After achieving great success in Hollywood with “Good Will Hunting” and “Finding Forrester” and becoming America’s most prominent gay director, van Sant turned into a born-again indie filmmaker. His discovery of Hungarian director Béla Tarr, a master of long takes and slow tracking shots, marked his conversion. Tarr’s influence hangs over “Gerry” and “Elephant,” but another van Sant favorite—Belgian director Chantal Akerman’s 1975 “Jeanne Dielman”—offers a key to “Last Days.”

In “Jeanne Dielman,” Akerman spent three and a half hours exploring the daily life of a housewife who also works as a prostitute. The film includes real-time scenes of her protagonist washing a bathtub or peeling potatoes. It’s a landmark in feminist filmmaking—before it, no one had taken such a close look at women’s everyday drudgery. “Last Days” looks at the mundane—Lukas Haas singing along to most of the Velvet Underground’s “Venus In Furs,” Blake ineptly cooking macaroni and cheese—with a similar amount of rapt fascination.

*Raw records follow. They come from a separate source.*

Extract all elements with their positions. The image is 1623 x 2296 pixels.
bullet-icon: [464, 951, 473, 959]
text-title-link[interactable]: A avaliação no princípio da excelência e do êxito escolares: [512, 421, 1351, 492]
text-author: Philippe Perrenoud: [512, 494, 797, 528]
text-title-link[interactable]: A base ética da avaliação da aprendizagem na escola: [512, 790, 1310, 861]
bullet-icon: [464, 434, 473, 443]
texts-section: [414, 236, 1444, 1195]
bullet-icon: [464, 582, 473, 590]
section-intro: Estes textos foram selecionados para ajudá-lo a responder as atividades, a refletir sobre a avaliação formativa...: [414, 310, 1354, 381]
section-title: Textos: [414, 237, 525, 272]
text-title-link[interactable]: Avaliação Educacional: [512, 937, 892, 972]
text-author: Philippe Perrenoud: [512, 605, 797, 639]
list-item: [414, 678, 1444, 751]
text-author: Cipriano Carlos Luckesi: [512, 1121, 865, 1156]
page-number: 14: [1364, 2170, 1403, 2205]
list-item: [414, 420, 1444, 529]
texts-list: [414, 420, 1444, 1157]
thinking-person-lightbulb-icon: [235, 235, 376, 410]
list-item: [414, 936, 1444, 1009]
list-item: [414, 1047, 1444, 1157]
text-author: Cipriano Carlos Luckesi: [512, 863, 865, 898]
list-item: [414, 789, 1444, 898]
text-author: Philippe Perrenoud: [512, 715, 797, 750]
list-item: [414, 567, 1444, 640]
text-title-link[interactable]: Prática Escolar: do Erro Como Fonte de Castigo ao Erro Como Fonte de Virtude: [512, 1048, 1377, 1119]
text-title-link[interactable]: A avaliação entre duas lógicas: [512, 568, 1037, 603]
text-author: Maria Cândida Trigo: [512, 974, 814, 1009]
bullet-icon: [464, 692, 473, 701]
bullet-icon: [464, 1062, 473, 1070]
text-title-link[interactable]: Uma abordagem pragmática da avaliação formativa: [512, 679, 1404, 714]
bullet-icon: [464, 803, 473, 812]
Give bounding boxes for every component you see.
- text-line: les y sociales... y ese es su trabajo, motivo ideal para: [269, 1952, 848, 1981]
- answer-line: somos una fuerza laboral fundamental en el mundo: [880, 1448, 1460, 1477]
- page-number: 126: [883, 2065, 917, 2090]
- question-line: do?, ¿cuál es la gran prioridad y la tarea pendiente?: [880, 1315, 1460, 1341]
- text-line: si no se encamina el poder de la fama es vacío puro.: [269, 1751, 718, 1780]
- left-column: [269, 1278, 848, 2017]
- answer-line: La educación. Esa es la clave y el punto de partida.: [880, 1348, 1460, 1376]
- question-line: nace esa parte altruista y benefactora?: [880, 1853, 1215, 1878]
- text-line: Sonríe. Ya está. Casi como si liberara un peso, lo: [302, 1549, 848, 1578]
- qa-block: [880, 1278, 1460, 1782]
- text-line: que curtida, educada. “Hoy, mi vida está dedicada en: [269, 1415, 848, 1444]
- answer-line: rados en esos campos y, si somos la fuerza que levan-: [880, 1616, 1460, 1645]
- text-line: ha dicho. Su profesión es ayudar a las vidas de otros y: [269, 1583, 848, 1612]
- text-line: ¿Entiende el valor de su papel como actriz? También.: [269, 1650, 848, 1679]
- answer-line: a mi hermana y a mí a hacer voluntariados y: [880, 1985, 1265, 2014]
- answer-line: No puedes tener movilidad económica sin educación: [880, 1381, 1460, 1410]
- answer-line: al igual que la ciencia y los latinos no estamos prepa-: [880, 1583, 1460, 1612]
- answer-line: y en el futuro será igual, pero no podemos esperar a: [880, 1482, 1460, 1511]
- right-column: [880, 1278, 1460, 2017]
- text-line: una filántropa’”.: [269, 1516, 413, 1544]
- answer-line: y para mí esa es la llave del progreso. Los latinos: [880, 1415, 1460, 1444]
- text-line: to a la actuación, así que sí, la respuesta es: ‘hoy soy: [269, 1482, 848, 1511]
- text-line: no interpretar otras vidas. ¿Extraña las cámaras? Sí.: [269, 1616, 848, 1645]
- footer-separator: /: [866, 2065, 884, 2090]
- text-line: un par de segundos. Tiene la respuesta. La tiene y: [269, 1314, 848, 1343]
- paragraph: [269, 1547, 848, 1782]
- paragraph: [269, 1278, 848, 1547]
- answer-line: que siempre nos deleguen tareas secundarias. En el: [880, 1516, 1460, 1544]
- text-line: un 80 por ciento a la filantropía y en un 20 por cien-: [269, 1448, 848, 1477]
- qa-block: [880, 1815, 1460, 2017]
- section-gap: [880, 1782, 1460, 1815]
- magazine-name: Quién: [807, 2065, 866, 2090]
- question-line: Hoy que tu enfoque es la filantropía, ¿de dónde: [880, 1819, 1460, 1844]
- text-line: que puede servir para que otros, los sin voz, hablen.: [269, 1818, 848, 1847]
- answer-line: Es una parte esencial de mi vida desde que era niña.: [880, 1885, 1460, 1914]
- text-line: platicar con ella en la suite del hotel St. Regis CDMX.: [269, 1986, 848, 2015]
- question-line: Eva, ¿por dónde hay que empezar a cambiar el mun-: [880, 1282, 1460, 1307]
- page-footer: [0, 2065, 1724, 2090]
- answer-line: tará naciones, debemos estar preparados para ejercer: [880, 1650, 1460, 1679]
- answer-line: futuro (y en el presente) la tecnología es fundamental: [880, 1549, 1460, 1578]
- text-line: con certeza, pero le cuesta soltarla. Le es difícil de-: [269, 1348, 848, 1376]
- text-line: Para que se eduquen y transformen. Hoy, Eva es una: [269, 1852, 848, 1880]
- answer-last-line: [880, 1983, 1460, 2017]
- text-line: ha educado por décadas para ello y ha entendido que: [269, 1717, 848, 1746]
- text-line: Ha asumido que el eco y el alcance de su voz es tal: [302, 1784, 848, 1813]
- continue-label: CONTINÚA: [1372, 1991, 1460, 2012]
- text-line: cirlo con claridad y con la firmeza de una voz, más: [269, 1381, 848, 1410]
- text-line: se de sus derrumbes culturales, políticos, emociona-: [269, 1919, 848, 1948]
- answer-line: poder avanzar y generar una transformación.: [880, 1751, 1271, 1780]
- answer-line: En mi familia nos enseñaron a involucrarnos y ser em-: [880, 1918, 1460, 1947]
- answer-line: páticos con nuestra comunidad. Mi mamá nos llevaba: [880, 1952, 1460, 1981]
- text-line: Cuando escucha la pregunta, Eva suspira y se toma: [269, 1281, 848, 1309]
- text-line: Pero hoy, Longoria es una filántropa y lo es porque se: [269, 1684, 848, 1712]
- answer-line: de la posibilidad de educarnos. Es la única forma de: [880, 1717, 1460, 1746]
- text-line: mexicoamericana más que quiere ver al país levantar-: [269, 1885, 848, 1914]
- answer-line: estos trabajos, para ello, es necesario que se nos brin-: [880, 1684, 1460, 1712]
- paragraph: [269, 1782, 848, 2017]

In fact, the film consists of almost nothing but such low-key moments, rendered dreamlike by cinematographer Harris Savides.

In the past, shallowness has sometimes worked for van Sant. “Elephant” said little of substance about the causes behind the Columbine massacre (its references to violent video games, bullying and Nazism strike me as ironic) but its direction—especially the claustrophobic use of a narrow frame—showed a great deal of insight into the way schools can be maddening, physically confining spaces. Van Sant and Savides, who also shot “Elephant,” are able to make “Last Days” a film of alluring, seductive surfaces.

Unfortunately, there’s nothing more to it. Its lack of affect is epitomized by a scene in which Blake plays a song as the camera gradually zooms away from him. “Last Days” tells us that being rich, famous and troubled can make you just as miserable as if you were living in a vacant lot on Avenue D. That’s not exactly breaking news. The film mirrors its characters’ empty lives all too well.